さらに、製品が完成するまでには複数の工場を経由するため、最終の組立工場で立案した計画が最初の部品工場に届くまでに1ヵ月以上を要していた。部品工場では最新情報に基づいているつもりでも、実際には約40日前のものだったのである。
「これらの問題点を克服するために、1997年後半からSCMに取り組みはじめました。その目的は、オペレーションリードタイムを短縮し、ビジネス全体の情報を共有して、データで仕事をすることでした」と藤原は振り返る。
取り組みの具体的なテーマは、「集中コントロール部門の設置」「SCPエンジンを活用した高精度計画」「各部門のDQC(データ品質向上)活動」「情報の共有化の確立」の4点である。
「戦略的な部品の調達を行うマテリアルオペレーションセンターを国内に設置し、調達がタイトな半導体製品などを中央で集中調達することにしました。当然、手作業での計画は行えなくなりますので、SCPエンジンによる全体最適計画システムも導入。さらに、SCPのデータ精度を上げるために、各部門においてDQCにも取り組みました。また、各生産拠点と外部のパートナー企業とがPoint to Pointでバッチ処理による情報交換を行っている点も問題でしたので、『Interstage CollaborationRing』をB2B Hubとし、必要な情報がスムーズに流れる環境を構築しました」と藤原は語る。
グローバルオペレーションにおいては、自社、グループ企業、パートナー企業といった複数部門の組み合わせによってビジネスプロセスが確立している。しかも、この場合の各部門は固定されているわけではなく、収益性を考慮してグローバル規模の範囲からダイナミックに選択される。藤原は、「パートナーとの協業比率が従来よりも高まるため、パートナーも含めた全部門間の距離を縮めて、できるだけシームレスにビジネスを進めていくことが重要です」と語る。
システムがサポートすべき重要なポイントは、「部門間オペレーションリードタイムの徹底削減」「ビジネス全体の情報を常に最新化し、共有化する」「ビジネス全体の情報に基づく計画立案・意志決定」の3点。しかも、ERP/SCP/コラボレーションの3レイヤーが密接に連携していることも重要である。

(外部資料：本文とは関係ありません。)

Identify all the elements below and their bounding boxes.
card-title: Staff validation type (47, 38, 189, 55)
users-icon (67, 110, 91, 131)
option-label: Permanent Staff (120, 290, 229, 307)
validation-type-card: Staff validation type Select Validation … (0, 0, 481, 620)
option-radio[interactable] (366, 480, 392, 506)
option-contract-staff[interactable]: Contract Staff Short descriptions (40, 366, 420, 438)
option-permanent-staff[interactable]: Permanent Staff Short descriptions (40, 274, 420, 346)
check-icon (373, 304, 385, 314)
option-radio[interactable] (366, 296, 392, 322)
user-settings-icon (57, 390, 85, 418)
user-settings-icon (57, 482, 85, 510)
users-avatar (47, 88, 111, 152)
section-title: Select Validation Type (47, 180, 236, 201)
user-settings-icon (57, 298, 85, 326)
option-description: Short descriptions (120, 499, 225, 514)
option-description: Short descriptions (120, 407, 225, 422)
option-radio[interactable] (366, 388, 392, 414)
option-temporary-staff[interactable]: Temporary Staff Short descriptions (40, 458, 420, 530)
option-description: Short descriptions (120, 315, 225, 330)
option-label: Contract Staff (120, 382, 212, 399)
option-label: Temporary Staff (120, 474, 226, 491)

「当社ではglovia.comとInterstage CollaborationRingにより、本社−販社間受発注のオンタイム化、相手先の環境に合わせたオンタイムな情報の集配信、グローバルな在庫状況の一元管理などを実現しました。さらに今後は、グループ全社の基盤となる『共通B2B Hub』の構築や、コミュニケーションHubによる他マーケットプレイスとの統合環境の実現に取り組み、ビジネスの最適化をさらに追求していきたいと考えています」と藤原は語った。